No le falta razón a Miguel Pérez. Rodeado de todas aquellas máquinas de cine que ha ido coleccionando a lo largo de su vida –«bueno, tengo bastantes más, pero ya no caben aquí, las tengo en casa»–, escuchando cómo explica cada una de ellas, viendo cómo se sigue emocionando cuando al dar a la manivela en las pantallas van apareciendo las viejas imágenes, observando su gesto cómplice con la máquina cuando la película se rompe por algún empalme, al compartir su entusiasmo al avisarte de que en unos segundos «verás qué sonido» o notando el cariño que siente cuando acaricia su Pathé Baby de 1912... sabes que ‘Trébol’ es su propia película, su mejor película, que Totó anda suelto entre sus máquinas.

«Todas funcionan», insiste, pero el 95% de ellas no funcionaban cuando las compró en rastros, a anticuarios, por Internet... Y para que funcionen esas máquinas estropeadas, algunas casi inservibles, es fundamental la mano de Miguel, que fabrica las piezas en el torno que tiene en casa, que aprovecha otras de todo tipo de aparatos, desde un viejo fax a lo que puedas imaginar y, sobre todo, su paciencia y conocimientos, para lo que le viene muy bien sus años en un taller electromecánico, antes de otros muchos en la Azucarera de La Bañeza, hasta su jubilación.

- Y esta pasión, ¿cómo nace?
- Pues el día que pude entrar a la Cabina del Cine Gordón de Benavides, que me dejó pasar Fines.

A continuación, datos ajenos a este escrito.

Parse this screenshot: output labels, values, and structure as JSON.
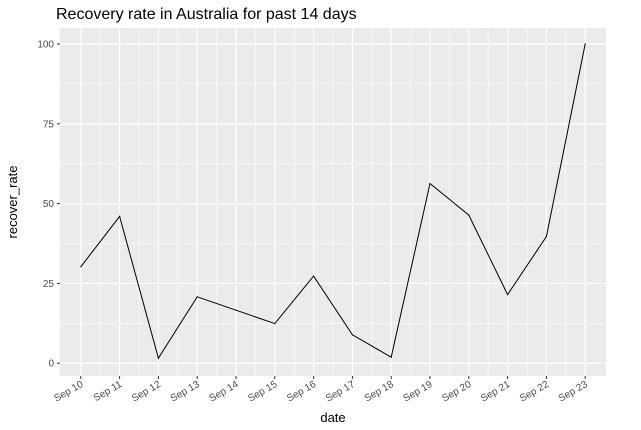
{
  "chart_data": {
    "type": "line",
    "title": "Recovery rate in Australia for past 14 days",
    "xlabel": "date",
    "ylabel": "recover_rate",
    "categories": [
      "Sep 10",
      "Sep 11",
      "Sep 12",
      "Sep 13",
      "Sep 14",
      "Sep 15",
      "Sep 16",
      "Sep 17",
      "Sep 18",
      "Sep 19",
      "Sep 20",
      "Sep 21",
      "Sep 22",
      "Sep 23"
    ],
    "values": [
      30.2,
      46,
      1.6,
      20.8,
      16.6,
      12.4,
      27.3,
      8.9,
      1.9,
      56.3,
      46.4,
      21.5,
      39.7,
      100
    ],
    "yticks": [
      "0",
      "25",
      "50",
      "75",
      "100"
    ],
    "ytick_values": [
      0,
      25,
      50,
      75,
      100
    ],
    "ylim": [
      -4,
      105
    ],
    "grid": true,
    "colors": {
      "panel": "#ebebeb",
      "grid": "#ffffff",
      "line": "#000000"
    }
  }
}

Fue emocionante para mí, después iba a ayudar, sin cobrar claro, por ver las películas y, sobre todo, por ver funcionar a las máquinas.
- Sin cobrar, dices; ¿pero cuánto te costó esta pasión, cuánto has gastado?
- No lo sé y ¿sabes por qué no lo sé? Porque no lo quiero saber.

Hace bien. ¿Es que tiene precio ver cómo dejó con la boca abierta al claustro de la Universidad Rey Juan Carlos hace unos días?